こうした中、従来のメディアも取り残されることなく、ソーシャルネットワークを活用する動きが活発化している。新聞社、ラジオ局、テレビ局は、大統領候補者同様に、FacebookやInstagram、あるいはTikTokに投資しているという。オンラインプラットフォームに番組を設けたり、候補者たちのインタビュー動画などを配信したりしている。
メディアはTwitchへの政治コンテンツを増やしているものの、視聴者はまだ芽生えたばかりだという。Twitchはこれまでビデオゲームが主流だったライブビデオストリーミングプラットフォームであったこともあり、政治をフォローしているのは世界中で15万人にとどまる。これに対し、ゲームのFortniteは約8200万人のフォロワーを持っている。一方、短い動画に特化したアプリのTikTokは、視聴者が若いものの伝統的なメディアにとっては大統領選において重要な媒体となっている。Tiktokを活用したおかげで急激に認知度が上がった大統領候補者もいる。

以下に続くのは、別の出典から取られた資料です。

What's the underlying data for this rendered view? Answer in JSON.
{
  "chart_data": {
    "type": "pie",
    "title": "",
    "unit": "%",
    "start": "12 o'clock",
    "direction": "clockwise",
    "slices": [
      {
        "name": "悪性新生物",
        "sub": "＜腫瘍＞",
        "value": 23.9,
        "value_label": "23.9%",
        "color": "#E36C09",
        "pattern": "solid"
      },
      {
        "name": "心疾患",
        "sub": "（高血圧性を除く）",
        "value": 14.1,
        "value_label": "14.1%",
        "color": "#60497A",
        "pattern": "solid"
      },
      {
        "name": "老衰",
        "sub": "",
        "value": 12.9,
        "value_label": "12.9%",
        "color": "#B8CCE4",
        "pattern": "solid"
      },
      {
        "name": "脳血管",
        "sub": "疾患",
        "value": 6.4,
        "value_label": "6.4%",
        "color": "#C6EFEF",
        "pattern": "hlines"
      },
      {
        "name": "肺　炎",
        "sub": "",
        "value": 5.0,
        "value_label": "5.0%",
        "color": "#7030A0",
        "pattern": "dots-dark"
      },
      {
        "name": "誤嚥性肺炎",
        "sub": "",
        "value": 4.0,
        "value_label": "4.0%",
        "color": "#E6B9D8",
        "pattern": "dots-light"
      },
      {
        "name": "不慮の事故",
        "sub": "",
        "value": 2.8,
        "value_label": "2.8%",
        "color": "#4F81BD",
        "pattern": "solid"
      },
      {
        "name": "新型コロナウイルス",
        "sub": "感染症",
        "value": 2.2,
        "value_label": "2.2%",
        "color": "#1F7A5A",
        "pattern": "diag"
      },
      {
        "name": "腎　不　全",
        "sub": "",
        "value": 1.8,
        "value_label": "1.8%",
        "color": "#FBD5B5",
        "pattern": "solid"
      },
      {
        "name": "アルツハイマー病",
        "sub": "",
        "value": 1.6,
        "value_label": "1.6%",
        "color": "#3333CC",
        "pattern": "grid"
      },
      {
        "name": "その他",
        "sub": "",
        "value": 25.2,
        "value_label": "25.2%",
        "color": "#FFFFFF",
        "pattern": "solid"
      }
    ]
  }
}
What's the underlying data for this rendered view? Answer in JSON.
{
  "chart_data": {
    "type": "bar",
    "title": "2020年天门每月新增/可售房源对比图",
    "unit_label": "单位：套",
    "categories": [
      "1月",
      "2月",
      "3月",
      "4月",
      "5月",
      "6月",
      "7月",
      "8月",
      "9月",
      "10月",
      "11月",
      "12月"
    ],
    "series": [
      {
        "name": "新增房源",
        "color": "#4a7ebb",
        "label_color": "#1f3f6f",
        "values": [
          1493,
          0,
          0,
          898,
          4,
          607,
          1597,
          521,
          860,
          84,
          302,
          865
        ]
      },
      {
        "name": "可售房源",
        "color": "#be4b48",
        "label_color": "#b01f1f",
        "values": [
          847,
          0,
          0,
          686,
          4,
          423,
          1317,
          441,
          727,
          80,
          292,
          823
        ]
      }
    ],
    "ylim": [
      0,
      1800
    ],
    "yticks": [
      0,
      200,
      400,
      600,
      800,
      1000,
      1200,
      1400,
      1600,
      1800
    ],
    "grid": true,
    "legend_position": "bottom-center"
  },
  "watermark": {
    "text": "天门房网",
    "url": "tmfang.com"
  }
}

25歳のジャーナリスト、ヒューゴ・トラベースさんは、YouTubeに大統領候補者のインタビュー動画を配信し、TikTokでは様々な候補者の1分間インタビューを掲載するなど、様々なメディアで情報を発信している。YouTubeチャンネル登録者数は58万1千人に及び、ニュースチャンネルのLCI(45万3千人)やフランスアンフォ(38万3千人)よりも多い。ただし、ウェブメディアは、テレビで放映されたニュースや番組から抜粋したものを発信していることが多く、こうした面からテレビはまだ主要な流れを作る力を維持しているとも言える。
一方、各種メディアがオンラインプラットフォームで情報発信に力を入れる中、2022年の大統領選挙は、かなり高い投票の棄権率が予想されている。仏日刊紙『ルモンド』は、選挙戦がこれほどフランス人にインパクトを与えないことも珍しいと伝えている。投票日5日前の時点で、大統領選への関心度は75%と2017年より7ポイント下がっており、関心度合いが0から10点満点中で9点あるいは10点とする人は50%にとどまった。
感心の低さにはいくつかの理由があげられるという。世論調査では、「心配」「不安」「疲れ」はそれぞれ47%、45%、40%、「希望」は28%、「自信」17%が持っていると回答した。「怒り」は17%、「拒絶」は14%が選択した。こうした結果から国民は明らかに不満を持っていることが分かる。しかし、こうした不満が人々に投票しようという意思を持つまでの動員力として働いていない。パンデミックで、国民の関心を引くような議論が行われてこなかったことが挙げられる反面、フランス人は今、コロナ後の家族との娯楽を優先したい気持ちが強いとも見られている。さらには、ロシアのウクライナ侵攻に多くのフランス人が衝撃を受け、国内選挙への関心が薄まってしまったことが挙げられる。